Bei der Beurteilung, ob es sich in einem bestimmten Fall um einen Vermögensverwaltungsvertrag handelt, ist im Zweifelsfalle auf eine Gesamtschau der einzelnen Vereinbarungen abzustellen. Sofern sich aus einer Gesamtbetrachtung überwiegend der Rückschluss ergibt, dass von den Parteien objektiv ein Vermögensverwaltungsverhältnis gewollt gewesen ist, bei dem dauerhafte Leistungen erbracht werden sollen, ist von dem Vorliegen eines entsprechenden Vertragstypus auszugehen.

3.)Typische Pflichtverletzungen eines Vermögensverwalters

a) Verstoß gegen das Gebot der Einhaltung von Anlagerichtlinien

Die Pflicht des Anlageberaters zur anlegergerechten Beratung ist seit langem anerkannt. Diese Verpflichtung des Anlageberaters gilt erst recht für den Vermögensverwalter im Rahmen eines allgemeinen Vermögensverwaltungsvertrages.

Der Verwalter hat bei seiner Verwaltungstätigkeit daher die Zielvorstellung des Anlegers im Sinne einer Anlagerichtlinie, die er unter Berücksichtigung der Vorgaben des Anlegers erarbeiten muss, strikt einzuhalten. Gibt der Anleger etwa an, dass er innerhalb von drei Jahren das Geld aus dem Depot zum Erwerb einer Immobilie benötigt, so hat der Verwalter diesen kurzen Anlagehorizont bei seiner Anlagestrategie zu berücksichtigen und wird eher in konservative Papiere, etwa festverzinsliche Wertpapiere, investieren.

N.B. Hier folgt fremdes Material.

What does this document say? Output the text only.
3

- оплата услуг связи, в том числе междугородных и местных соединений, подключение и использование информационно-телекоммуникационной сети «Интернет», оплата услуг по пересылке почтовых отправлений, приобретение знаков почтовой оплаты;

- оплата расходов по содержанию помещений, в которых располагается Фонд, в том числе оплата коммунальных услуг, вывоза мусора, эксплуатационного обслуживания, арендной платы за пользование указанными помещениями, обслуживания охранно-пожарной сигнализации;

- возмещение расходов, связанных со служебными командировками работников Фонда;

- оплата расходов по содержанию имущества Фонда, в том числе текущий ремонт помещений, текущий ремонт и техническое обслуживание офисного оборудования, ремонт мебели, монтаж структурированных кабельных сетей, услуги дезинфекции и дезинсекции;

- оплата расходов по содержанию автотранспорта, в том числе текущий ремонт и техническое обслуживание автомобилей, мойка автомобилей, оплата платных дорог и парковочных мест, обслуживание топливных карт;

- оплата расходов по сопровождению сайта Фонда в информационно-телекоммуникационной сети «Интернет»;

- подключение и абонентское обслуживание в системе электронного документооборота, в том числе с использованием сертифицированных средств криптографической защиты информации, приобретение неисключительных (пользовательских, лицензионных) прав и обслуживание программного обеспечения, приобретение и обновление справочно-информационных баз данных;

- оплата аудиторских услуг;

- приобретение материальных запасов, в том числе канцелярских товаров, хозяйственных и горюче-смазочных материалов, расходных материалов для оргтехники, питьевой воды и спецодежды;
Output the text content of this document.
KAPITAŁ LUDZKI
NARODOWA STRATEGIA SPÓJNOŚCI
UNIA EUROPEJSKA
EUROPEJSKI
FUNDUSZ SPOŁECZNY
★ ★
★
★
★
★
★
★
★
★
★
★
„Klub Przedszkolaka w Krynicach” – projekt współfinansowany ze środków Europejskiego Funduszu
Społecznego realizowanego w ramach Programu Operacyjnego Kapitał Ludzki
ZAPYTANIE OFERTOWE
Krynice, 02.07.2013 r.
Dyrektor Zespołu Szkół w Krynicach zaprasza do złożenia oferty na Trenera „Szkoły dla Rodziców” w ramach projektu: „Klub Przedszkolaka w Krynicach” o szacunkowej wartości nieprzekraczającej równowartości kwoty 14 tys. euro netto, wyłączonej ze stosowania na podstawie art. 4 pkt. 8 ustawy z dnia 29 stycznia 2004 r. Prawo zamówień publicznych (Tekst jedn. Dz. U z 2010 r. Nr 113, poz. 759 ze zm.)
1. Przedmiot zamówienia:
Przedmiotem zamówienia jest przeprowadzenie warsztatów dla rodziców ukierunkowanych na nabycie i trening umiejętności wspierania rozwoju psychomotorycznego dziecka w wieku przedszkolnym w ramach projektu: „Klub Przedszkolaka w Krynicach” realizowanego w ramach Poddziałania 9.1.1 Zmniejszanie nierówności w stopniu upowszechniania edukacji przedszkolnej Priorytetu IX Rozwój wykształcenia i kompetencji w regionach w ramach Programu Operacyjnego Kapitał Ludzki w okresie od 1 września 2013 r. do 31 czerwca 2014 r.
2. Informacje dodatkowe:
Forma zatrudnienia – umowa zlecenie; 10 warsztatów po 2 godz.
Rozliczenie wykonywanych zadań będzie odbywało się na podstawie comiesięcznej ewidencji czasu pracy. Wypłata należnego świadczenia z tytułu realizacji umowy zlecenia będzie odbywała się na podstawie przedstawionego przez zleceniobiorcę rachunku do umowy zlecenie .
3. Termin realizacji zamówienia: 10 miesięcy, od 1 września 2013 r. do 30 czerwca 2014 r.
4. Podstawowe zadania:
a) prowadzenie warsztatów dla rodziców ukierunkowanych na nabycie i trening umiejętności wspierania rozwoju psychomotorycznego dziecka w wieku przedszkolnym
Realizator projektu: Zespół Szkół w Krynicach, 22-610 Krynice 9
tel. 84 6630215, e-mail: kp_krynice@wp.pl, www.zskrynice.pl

In der Praxis ist häufig zu beobachten, dass Verwalter nach einer gewissen Vertragslaufzeit – zum Teil schlichtweg aus Nachlässigkeit - von den Anlagerichtlinien abweichen bzw. die Zielvorstellung des Depotinhabers aus dem Auge verlieren. Dies stellt grundsätzlich eine Verletzung vertraglicher Pflichten dar.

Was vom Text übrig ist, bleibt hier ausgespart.